DVB quits shipping finance
German bank plans to wind down portfolio and shut down international network by end-2020
Despite the wider retrenchment of European ship finance, DVB was a Top 10 ship financier as recently as two years ago. Its shipping book currently stands at about $7.5bn, so the decision end lending to shipping will come as a surprise to many
DVB Bank has become the latest major European shipping bank to signal its definitive withdrawal from the industry.
The Frankfurt-based transport finance specialist has already halted any new lending to shipowners and has told shipowner clients about its decision, but has made no public announcement about the move.
News of the decision to quit the industry will dismay shipowners, given DVB’s status as a Top 10 ship financier as recently as two years ago.
But it does not come as a complete surprise, as Frankfurt-based parent DNZ last year was looking to sell the bank and had also considered seeking buyers for the shipping portfolio.
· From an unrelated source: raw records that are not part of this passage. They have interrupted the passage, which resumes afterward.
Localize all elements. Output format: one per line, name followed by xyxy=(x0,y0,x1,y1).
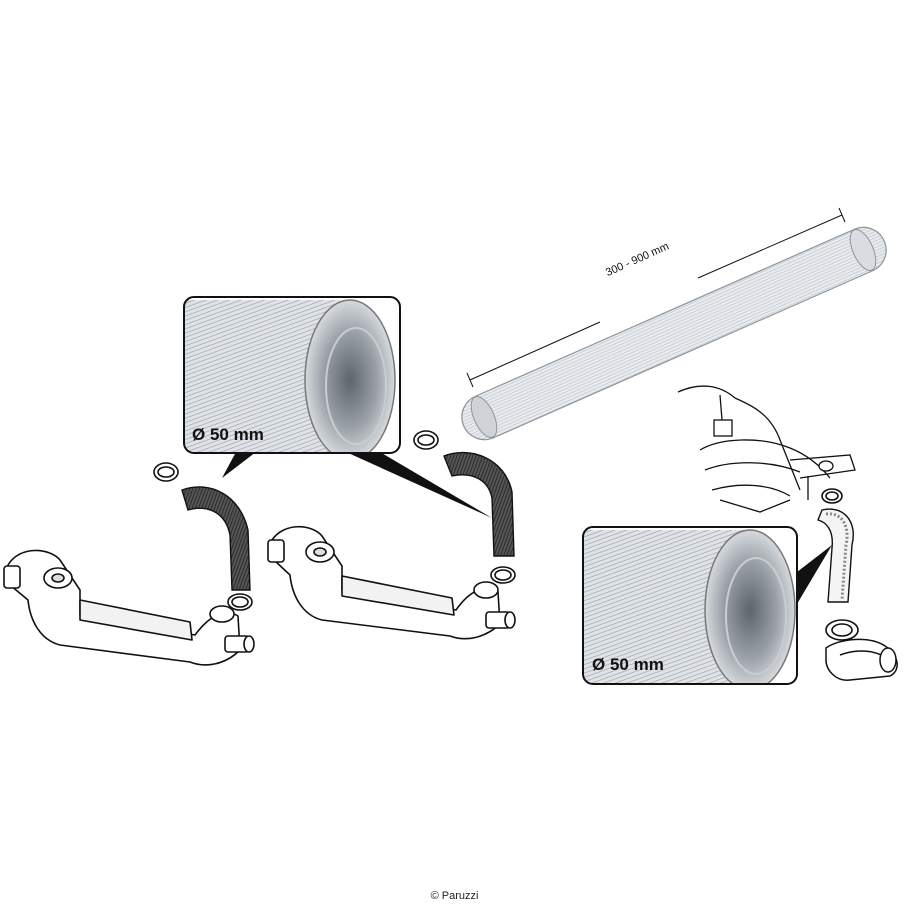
heater-box-icon xyxy=(825,638,898,681)
callout-right-diameter-label: Ø 50 mm xyxy=(592,655,664,674)
flexible-hose-icon xyxy=(181,486,251,591)
hose-clamp-icon xyxy=(413,430,516,584)
callout-left-box xyxy=(183,296,401,454)
callout-right-pointer xyxy=(797,545,832,604)
callout-left-diameter-label: Ø 50 mm xyxy=(192,425,264,444)
heater-box-icon xyxy=(267,526,516,640)
flexible-hose-icon xyxy=(817,508,854,603)
long-flexible-pipe xyxy=(461,226,887,441)
length-dimension-line xyxy=(466,207,846,388)
flexible-hose-icon xyxy=(443,451,515,557)
heater-box-icon xyxy=(3,549,255,666)
copyright-footer: © Paruzzi xyxy=(430,890,479,902)
hose-clamp-icon xyxy=(153,462,253,611)
callout-left-pointers xyxy=(222,452,492,518)
hose-clamp-icon xyxy=(821,488,859,641)
engine-fan-housing-icon xyxy=(677,385,856,513)
callout-right-box xyxy=(582,526,798,685)
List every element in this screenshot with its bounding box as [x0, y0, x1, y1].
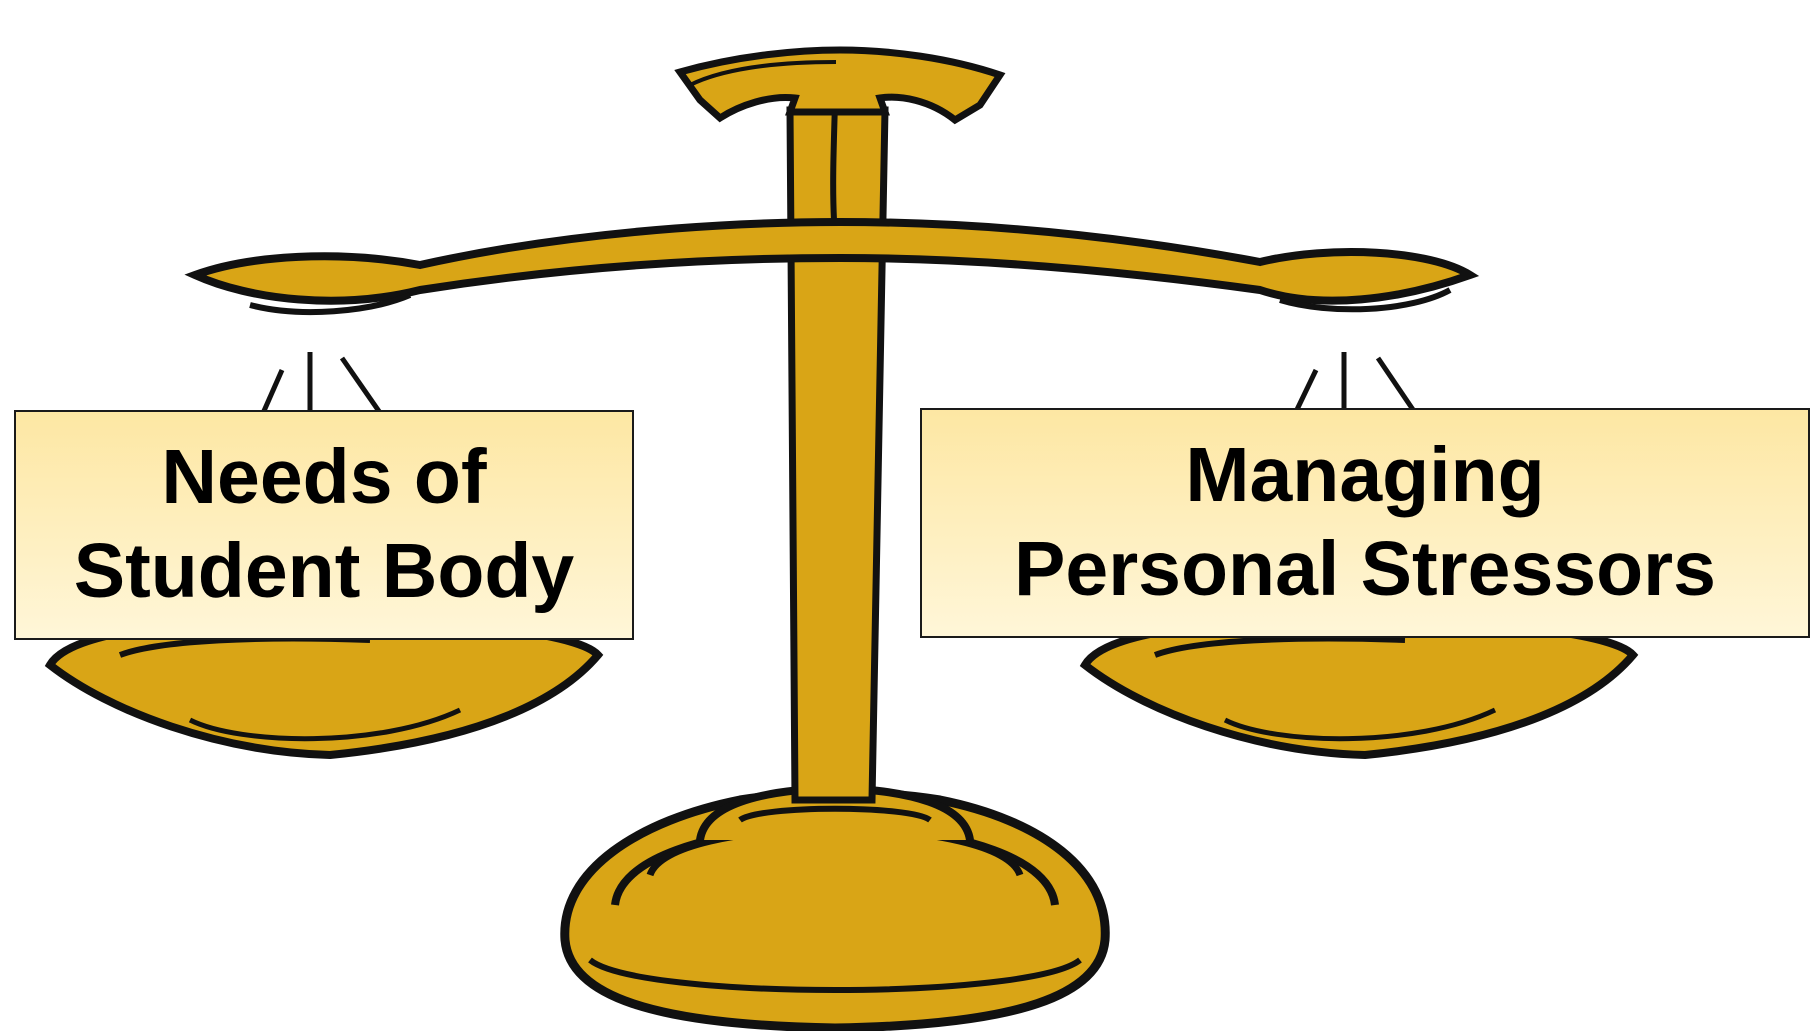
scale-post: [786, 69, 889, 804]
left-pan-label-box: Needs of Student Body: [14, 410, 634, 640]
left-pan: [44, 615, 604, 760]
scale-top-cap: [674, 46, 1006, 125]
right-pan-label: Managing Personal Stressors: [1014, 432, 1716, 612]
right-pan: [1079, 615, 1639, 760]
left-pan-label: Needs of Student Body: [73, 434, 575, 614]
scale-base: [560, 783, 1110, 1031]
right-pan-label-box: Managing Personal Stressors: [920, 408, 1810, 638]
scale-beam: [184, 217, 1480, 316]
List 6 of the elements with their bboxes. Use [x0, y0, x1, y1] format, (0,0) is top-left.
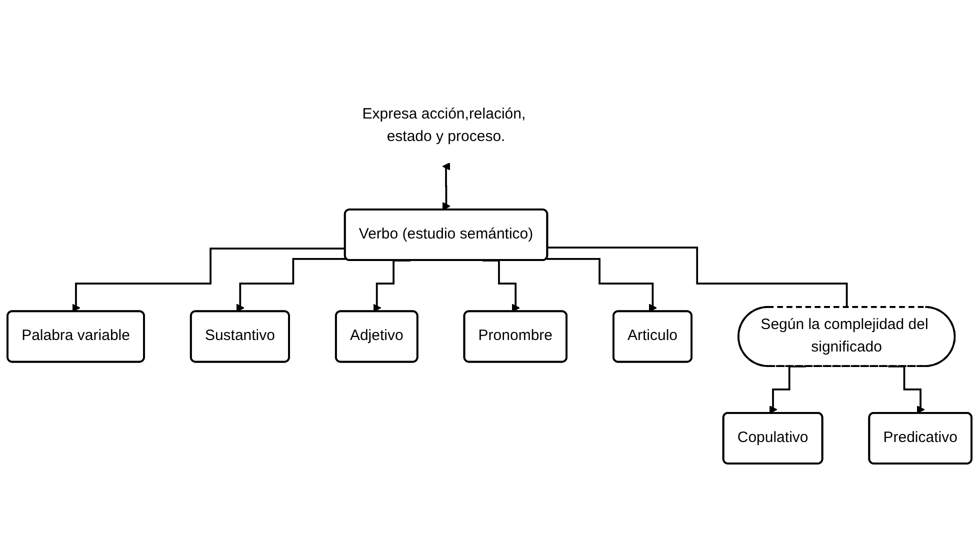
node-text: Expresa acción,relación, estado y proceso.	[362, 106, 526, 145]
arrow	[442, 162, 451, 210]
arrow	[236, 258, 346, 312]
arrow	[72, 248, 346, 312]
connector	[548, 246, 848, 308]
arrow	[546, 258, 658, 312]
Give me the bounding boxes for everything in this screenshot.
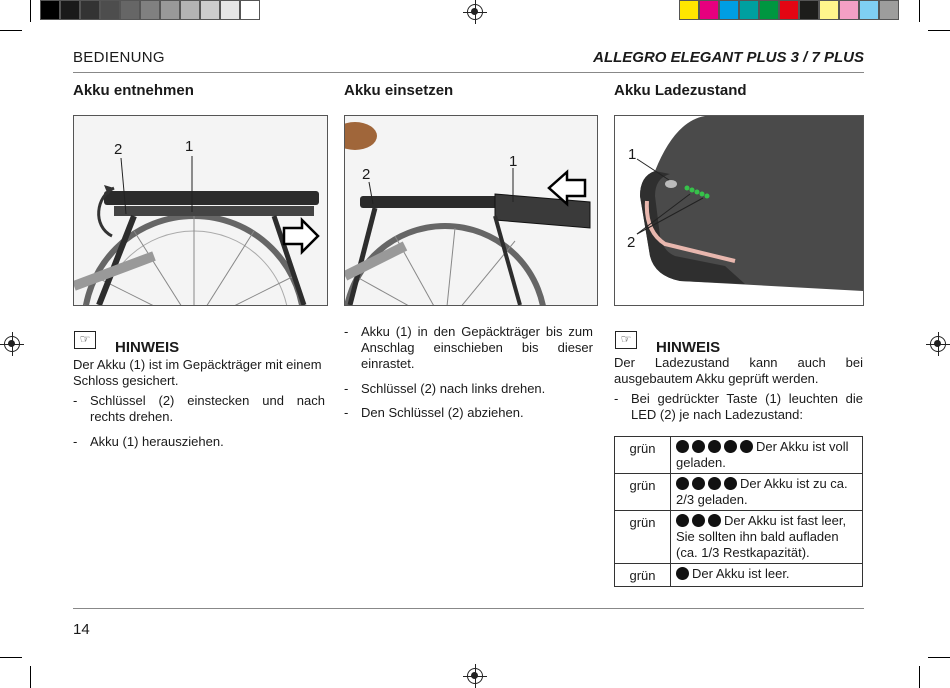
gray-swatch	[160, 0, 180, 20]
note-text: Der Akku (1) ist im Gepäckträger mit ein…	[73, 357, 322, 388]
gray-swatch	[140, 0, 160, 20]
registration-mark-icon	[0, 332, 24, 356]
led-dot-icon	[676, 440, 689, 453]
color-swatch	[739, 0, 759, 20]
model-title: ALLEGRO ELEGANT PLUS 3 / 7 PLUS	[593, 49, 864, 66]
led-dot-icon	[724, 477, 737, 490]
crop-mark	[928, 657, 950, 658]
grayscale-bar	[40, 0, 260, 22]
header-divider	[73, 72, 864, 73]
crop-mark	[30, 666, 31, 688]
page-number: 14	[73, 621, 90, 638]
crop-mark	[919, 0, 920, 22]
battery-charge-photo	[614, 115, 864, 306]
gray-swatch	[80, 0, 100, 20]
led-dot-icon	[708, 514, 721, 527]
gray-swatch	[200, 0, 220, 20]
color-swatch	[819, 0, 839, 20]
led-dot-icon	[692, 477, 705, 490]
led-dot-icon	[676, 477, 689, 490]
gray-swatch	[60, 0, 80, 20]
color-swatch	[719, 0, 739, 20]
led-dot-icon	[724, 440, 737, 453]
led-status-text: Der Akku ist zu ca. 2/3 geladen.	[676, 476, 848, 507]
registration-mark-icon	[463, 0, 487, 24]
insert-battery-photo	[344, 115, 598, 306]
note-title: HINWEIS	[656, 339, 721, 356]
color-swatch	[879, 0, 899, 20]
led-dot-icon	[708, 440, 721, 453]
led-status: Der Akku ist fast leer, Sie sollten ihn …	[670, 510, 863, 564]
insert-title: Akku einsetzen	[344, 82, 454, 99]
color-swatch	[699, 0, 719, 20]
callout-1: 1	[509, 153, 518, 170]
led-status-text: Der Akku ist voll geladen.	[676, 439, 849, 470]
crop-mark	[30, 0, 31, 22]
led-dot-icon	[676, 567, 689, 580]
list-item: -Schlüssel (2) nach links drehen.	[344, 381, 546, 396]
callout-2: 2	[362, 166, 371, 183]
color-bar	[679, 0, 899, 22]
color-swatch	[759, 0, 779, 20]
led-color: grün	[614, 510, 671, 564]
note-title: HINWEIS	[115, 339, 180, 356]
led-status-text: Der Akku ist leer.	[692, 566, 790, 581]
remove-title: Akku entnehmen	[73, 82, 194, 99]
hand-pointer-icon: ☞	[615, 331, 637, 349]
list-item: -Schlüssel (2) einstecken und nach recht…	[73, 393, 325, 424]
color-swatch	[839, 0, 859, 20]
crop-mark	[0, 657, 22, 658]
registration-mark-icon	[463, 664, 487, 688]
led-dot-icon	[708, 477, 721, 490]
led-status-text: Der Akku ist fast leer, Sie sollten ihn …	[676, 513, 847, 560]
led-dot-icon	[692, 440, 705, 453]
callout-1: 1	[628, 146, 637, 163]
led-status: Der Akku ist voll geladen.	[670, 436, 863, 474]
color-swatch	[779, 0, 799, 20]
led-status: Der Akku ist leer.	[670, 563, 863, 587]
color-swatch	[859, 0, 879, 20]
led-dot-icon	[692, 514, 705, 527]
list-item: -Akku (1) in den Gepäckträger bis zum An…	[344, 324, 593, 371]
led-color: grün	[614, 436, 671, 474]
gray-swatch	[180, 0, 200, 20]
callout-1: 1	[185, 138, 194, 155]
list-item: -Akku (1) herausziehen.	[73, 434, 224, 449]
charge-title: Akku Ladezustand	[614, 82, 747, 99]
gray-swatch	[240, 0, 260, 20]
hand-pointer-icon: ☞	[74, 331, 96, 349]
crop-mark	[928, 30, 950, 31]
crop-mark	[919, 666, 920, 688]
gray-swatch	[40, 0, 60, 20]
callout-2: 2	[114, 141, 123, 158]
led-dot-icon	[740, 440, 753, 453]
list-item: -Bei gedrückter Taste (1) leuchten die L…	[614, 391, 863, 422]
footer-divider	[73, 608, 864, 609]
led-color: grün	[614, 473, 671, 511]
gray-swatch	[100, 0, 120, 20]
list-item: -Den Schlüssel (2) abziehen.	[344, 405, 524, 420]
crop-mark	[0, 30, 22, 31]
led-color: grün	[614, 563, 671, 587]
gray-swatch	[220, 0, 240, 20]
registration-mark-icon	[926, 332, 950, 356]
note-text: Der Ladezustand kann auch bei ausgebaute…	[614, 355, 863, 386]
remove-battery-photo	[73, 115, 328, 306]
gray-swatch	[120, 0, 140, 20]
led-dot-icon	[676, 514, 689, 527]
callout-2: 2	[627, 234, 636, 251]
section-title: BEDIENUNG	[73, 49, 165, 66]
table-row: grün Der Akku ist leer.	[614, 563, 863, 587]
color-swatch	[799, 0, 819, 20]
led-status: Der Akku ist zu ca. 2/3 geladen.	[670, 473, 863, 511]
color-swatch	[679, 0, 699, 20]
Apart from its Frankfurt head office, DVB has an international network with offices in Amsterdam, Athens, Hamburg, London and Oslo, and outside Europe in New York, Curaçao, Singapore and Tokyo.
Key markets for shipping have included Greece, where at the end of last year, it was still ranked second-biggest lender to Greek owners after Credit Suisse, Germany and the Far East.
Staff have already been informed of the move that will see the shipping locations closed by the end of next year. Some may be closed earlier, depending on the speed with which the local book of loans can be reduced.
After the end of 2020, the Amsterdam office will be tasked with handling the residual book of loans.
At present, the shipping portfolio stands at about $7.5bn, which represents about half the exposure compared to DVB’s heyday as a ship financier only a few years ago.
A source with knowledge of the bank’s strategy confirmed to Lloyd’s List that there will be no more lending to the industry and that clients had been “encouraged to look elsewhere” for financing needs.
The portfolio has been sharply reduced in recent months due to a combination of natural repayments and clients taking the opportunity to refinance with other lenders as the writing has been on the wall.
Another well-placed source said that there could be very rare exceptions to the rule against more lending, but only in instances where refinancing was in the interest of “value preservation for the bank”.
The move to wind down the shipping business follows the sale of its land transport business in 2017 and comes hard on the heels of the sale of DVB’s aviation portfolio to Mitsubishi, a transaction that closed on November 18.